My feelings and thoughts are validated by this book. What I was experiencing was not all in my mind. Throughout the years, because of my diagnosis, people would tell me certain things were all in my mind. Some probably were, but this wasn’t, and I eventually found out the difference to a large extent.
The trouble I eventually had the most, is with “turf-conscious coworkers.” Managers would occasionally bark orders at me in a condescending way, or make verbal value judgements of me. As time went on, that morphed into a wolves-guarding-the-hen house scenario. Turf-conscious workers would take over the workplace. I learned to pet them as if they were animals in a zoo. This helped me a lot.

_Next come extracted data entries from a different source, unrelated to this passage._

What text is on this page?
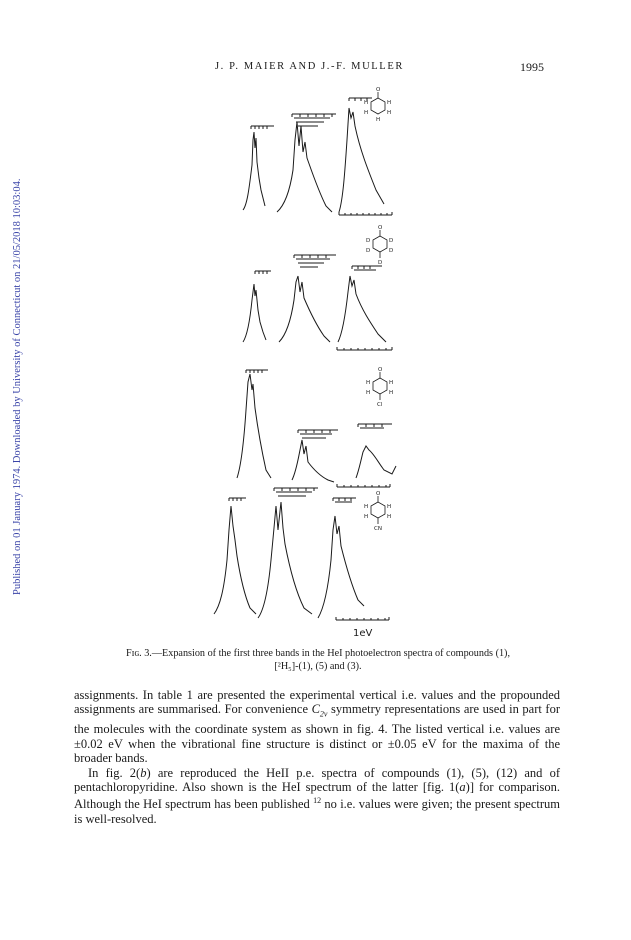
Published on 01 January 1974. Downloaded by University of Connecticut on 21/05/2018 10:03:04.
J. P. MAIER AND J.-F. MULLER	1995
O
H	H
H	H
H
O
D	D
D	D
D
O
H	H
H	H
Cl
O
H	H
H	H
CN
1eV
Fɪɢ. 3.—Expansion of the first three bands in the HeI photoelectron spectra of compounds (1),
[²H₅]-(1), (5) and (3).

assignments. In table 1 are presented the experimental vertical i.e. values and the propounded assignments are summarised. For convenience $C_{2v}$ symmetry representations are used in part for the molecules with the coordinate system as shown in fig. 4. The listed vertical i.e. values are ±0.02 eV when the vibrational fine structure is distinct or ±0.05 eV for the maxima of the broader bands.

In fig. 2(b) are reproduced the HeII p.e. spectra of compounds (1), (5), (12) and of pentachloropyridine. Also shown is the HeI spectrum of the latter [fig. 1(a)] for comparison. Although the HeI spectrum has been published $^{12}$ no i.e. values were given; the present spectrum is well-resolved.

This first chapter also has case studies of real people and the experiences they went through. One of these documented case studies was about a woman who had been sexually and verbally abused. There are parallels between work abuse and abuse in the home. The people who abused her have also been abused.
My feelings and thoughts were again validated, as I read all the case studies, and the rest of the chapter, which I will cover in more detail later. These are my interpretations only of what happened to me, and how I read the book. Wyatt and Hare warn: “In reading the following chapters, it is important that you break denial of work abuse safely, to protect yourself against potential incidents of major abuse.”